In linea con gli obiettivi fissati dalla Commissione europea recentemente insediatasi, il JRC, la cui funzione principale è quella di fornire sostegno scientifico e tecnico alla progettazione, sviluppo, attuazione e controllo delle politiche dell’Unione europea, attraverso questo report, intende contribuire al processo di regolamentazione delle tecnologie AI, proponendo un collegamento tra le legittime aspettative in termini di robustezza e spiegabilità e l’attuale panorama scientifico.

Tra i principali obiettivi perseguiti dal JCR rientrano quelli di fornire una descrizione “policy-oriented” delle attuali prospettive in materia di AI, di analizzare l’impatto futuro di queste tecnologie sulla società fotografando allo stesso modo lo stato attuale delle cose, anche in considerazione dei potenziali rischi in tema di sicurezza, cybersecurity e protezione dei dati evidenziando alcune delle soluzioni scientifiche attualmente in fase di sviluppo nella comunità AI, con lo scopo di pubblicare un elenco di raccomandazioni per l’adozione di strumenti standardizzati e di apposite certificazioni da applicare ai sistemi AI.

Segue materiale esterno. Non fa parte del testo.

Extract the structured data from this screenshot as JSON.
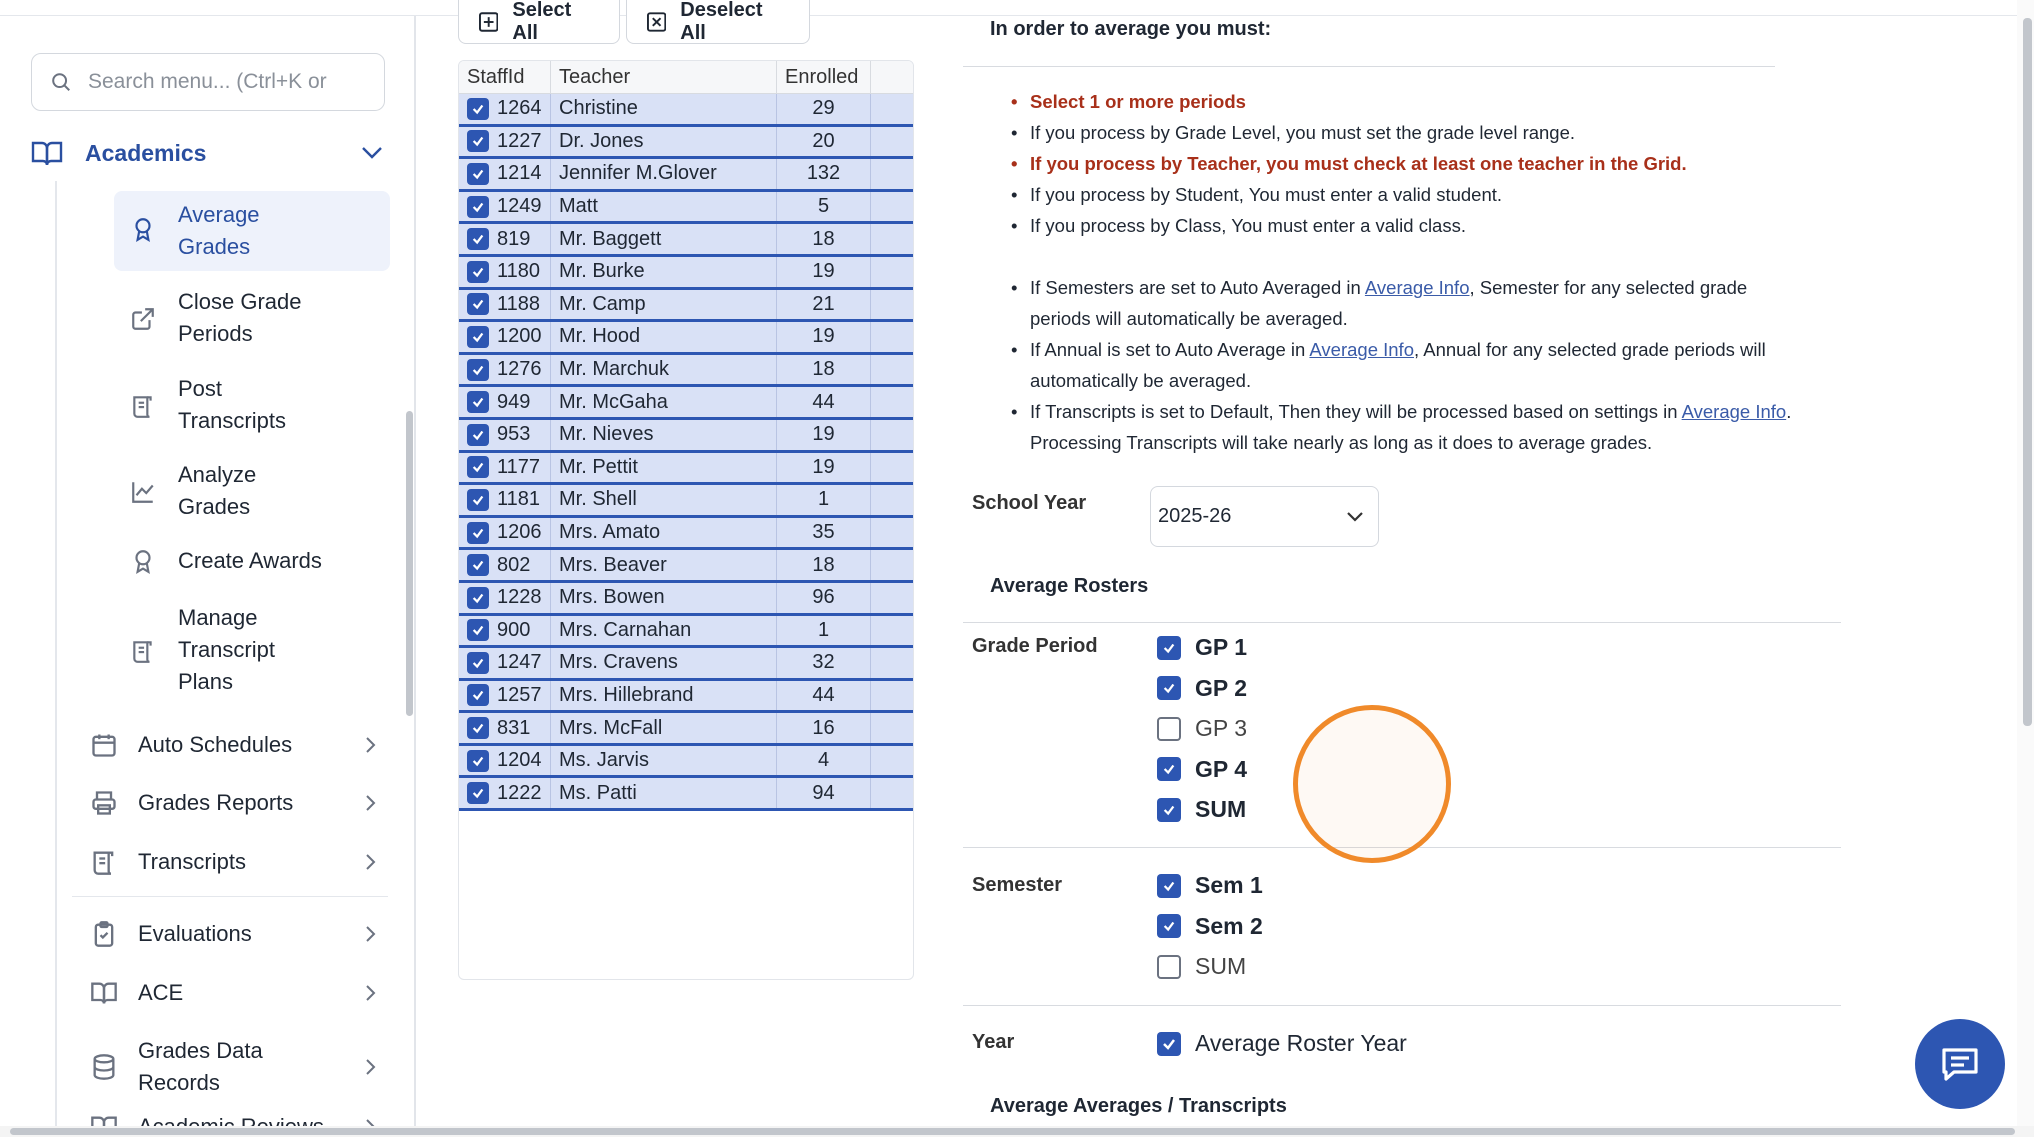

A parere della JRC tre sono i principi guida per una corretta diffusione dei modelli di IA: trasparenza, affidabilità e protezione dei dati. In conclusione, il JRC raccomanda l’adozione di procedure volte a valutare l’impatto effettivo dei sistemi AI sul modello DPIA (“valutazione d’impatto sulla protezione dei dati”) introdotto dalla nuova regolamentazione in materia di protezione dei dati; di adottare metodologie standardizzate volte a valutare la robustezza dei modelli di AI, con particolare riferimento ai dati utilizzati per il loro sviluppo e i modelli matematici impiegati; incrementare la consapevolezza tra gli esperti del settore circa le principali vulnerabilità dei modelli AI offrendo le soluzioni tecniche necessarie per affrontarle, ed infine promuovendo la trasparenza tramite un approccio di “explainability-by-design” soprattutto dei modelli di machine learning.